Consumers would be guaranteed that their games would work for two years under a proposal being considered by the European Union Commission.
The BBC reports that Commissioners Viviane Reding and Meglena Kuneva want to expand current consumer protection regulations to include licensed software. Such a move would encompass games as well as virtually every other type of software. Of the proposal, an EU spokeswoman said:
The current status quo, where licensed products are exempt from EU law, is unsatisfactory... On the one hand there is the risk of abuse [by consumers], but on the other it's not a good enough reason to say basic consumer protection should not apply.
While anyone who has struggled to get a PC game to run will appreciate the intent of the proposal, the video game industry has not reacted with enthusiasm. Is anyone surprised? Dr. Richard Wilson, who heads game developers' lobbying group Tiga, told the BBC that the new regulations could stifle innovation:
Consumers need good quality products - that is only reasonable - but if the legislation is too heavy-handed it could make publishers and developers very cautious... Games takes years to develop and software teams often have to predict what new technology will be in place when the game is actually finished.

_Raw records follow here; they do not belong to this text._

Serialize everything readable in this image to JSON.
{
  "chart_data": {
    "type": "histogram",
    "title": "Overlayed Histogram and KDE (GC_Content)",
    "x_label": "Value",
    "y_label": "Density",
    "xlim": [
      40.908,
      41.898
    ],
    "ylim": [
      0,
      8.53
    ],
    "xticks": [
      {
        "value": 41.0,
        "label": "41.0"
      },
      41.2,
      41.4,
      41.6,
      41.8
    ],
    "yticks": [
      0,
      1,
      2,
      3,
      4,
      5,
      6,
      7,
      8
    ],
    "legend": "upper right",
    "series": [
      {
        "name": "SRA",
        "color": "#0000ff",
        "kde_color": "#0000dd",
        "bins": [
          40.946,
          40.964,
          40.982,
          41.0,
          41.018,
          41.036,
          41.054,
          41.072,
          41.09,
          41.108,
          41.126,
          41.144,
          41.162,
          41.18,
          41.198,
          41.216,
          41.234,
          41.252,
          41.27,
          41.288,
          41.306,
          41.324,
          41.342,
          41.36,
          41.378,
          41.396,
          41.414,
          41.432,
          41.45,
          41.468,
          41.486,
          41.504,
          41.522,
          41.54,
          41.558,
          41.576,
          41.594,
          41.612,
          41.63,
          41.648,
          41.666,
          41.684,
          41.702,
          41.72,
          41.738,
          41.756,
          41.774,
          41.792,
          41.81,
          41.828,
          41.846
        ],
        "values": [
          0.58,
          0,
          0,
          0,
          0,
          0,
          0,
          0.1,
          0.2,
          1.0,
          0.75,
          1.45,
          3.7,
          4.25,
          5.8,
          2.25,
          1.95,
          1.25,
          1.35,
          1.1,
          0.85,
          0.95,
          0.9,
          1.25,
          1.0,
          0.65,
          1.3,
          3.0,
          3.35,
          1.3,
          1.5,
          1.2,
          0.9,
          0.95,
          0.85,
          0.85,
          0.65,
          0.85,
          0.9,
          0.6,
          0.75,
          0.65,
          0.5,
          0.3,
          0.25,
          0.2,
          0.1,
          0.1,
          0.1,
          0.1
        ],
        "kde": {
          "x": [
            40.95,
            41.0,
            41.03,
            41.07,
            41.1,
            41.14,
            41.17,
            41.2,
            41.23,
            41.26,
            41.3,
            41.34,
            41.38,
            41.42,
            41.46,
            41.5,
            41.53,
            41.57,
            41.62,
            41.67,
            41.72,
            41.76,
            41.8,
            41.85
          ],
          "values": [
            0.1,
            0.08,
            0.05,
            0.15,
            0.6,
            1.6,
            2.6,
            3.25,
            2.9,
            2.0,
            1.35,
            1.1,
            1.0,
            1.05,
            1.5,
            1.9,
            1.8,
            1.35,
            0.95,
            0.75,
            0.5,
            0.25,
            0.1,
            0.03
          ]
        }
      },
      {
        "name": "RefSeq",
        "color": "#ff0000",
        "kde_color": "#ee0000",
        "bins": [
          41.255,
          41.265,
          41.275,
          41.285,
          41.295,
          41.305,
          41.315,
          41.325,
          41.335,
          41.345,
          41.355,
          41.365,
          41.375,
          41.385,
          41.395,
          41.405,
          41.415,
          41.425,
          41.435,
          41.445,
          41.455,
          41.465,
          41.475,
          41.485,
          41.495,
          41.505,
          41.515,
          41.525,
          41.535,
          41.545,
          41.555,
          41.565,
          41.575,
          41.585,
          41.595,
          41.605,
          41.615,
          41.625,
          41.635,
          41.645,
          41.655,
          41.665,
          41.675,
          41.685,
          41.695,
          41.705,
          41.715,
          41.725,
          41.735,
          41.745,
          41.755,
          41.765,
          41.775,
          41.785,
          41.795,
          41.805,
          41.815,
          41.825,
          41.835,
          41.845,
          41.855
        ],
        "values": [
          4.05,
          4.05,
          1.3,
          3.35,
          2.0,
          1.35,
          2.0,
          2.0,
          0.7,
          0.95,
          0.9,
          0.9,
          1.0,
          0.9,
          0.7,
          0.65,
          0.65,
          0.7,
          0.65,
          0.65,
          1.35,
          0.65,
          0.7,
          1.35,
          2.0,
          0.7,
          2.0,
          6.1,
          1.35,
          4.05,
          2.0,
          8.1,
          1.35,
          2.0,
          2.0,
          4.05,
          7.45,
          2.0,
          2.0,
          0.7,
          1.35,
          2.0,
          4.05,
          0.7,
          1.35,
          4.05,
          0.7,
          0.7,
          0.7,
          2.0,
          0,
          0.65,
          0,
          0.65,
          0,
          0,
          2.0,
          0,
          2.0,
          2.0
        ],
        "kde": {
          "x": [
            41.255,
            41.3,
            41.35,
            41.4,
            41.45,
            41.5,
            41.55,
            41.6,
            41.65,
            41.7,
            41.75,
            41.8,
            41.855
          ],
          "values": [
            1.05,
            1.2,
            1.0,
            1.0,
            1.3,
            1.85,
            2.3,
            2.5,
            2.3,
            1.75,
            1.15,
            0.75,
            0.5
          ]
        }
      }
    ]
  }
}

If there is an onus on developers to have software that is 'near perfect' then it could stifle new ideas as people could end up just playing it safe.
Meanwhile, Francisco Mingorance of the Business Software Alliance had the best line of the day (even if he is spinning the issue of behalf of Microsoft, Apple and other big corporations):
Digital content is not a tangible good and should not be subject to the same liability rules as toasters.
GP: We still have fond memories of those flying toasters from the After Dark screen saver.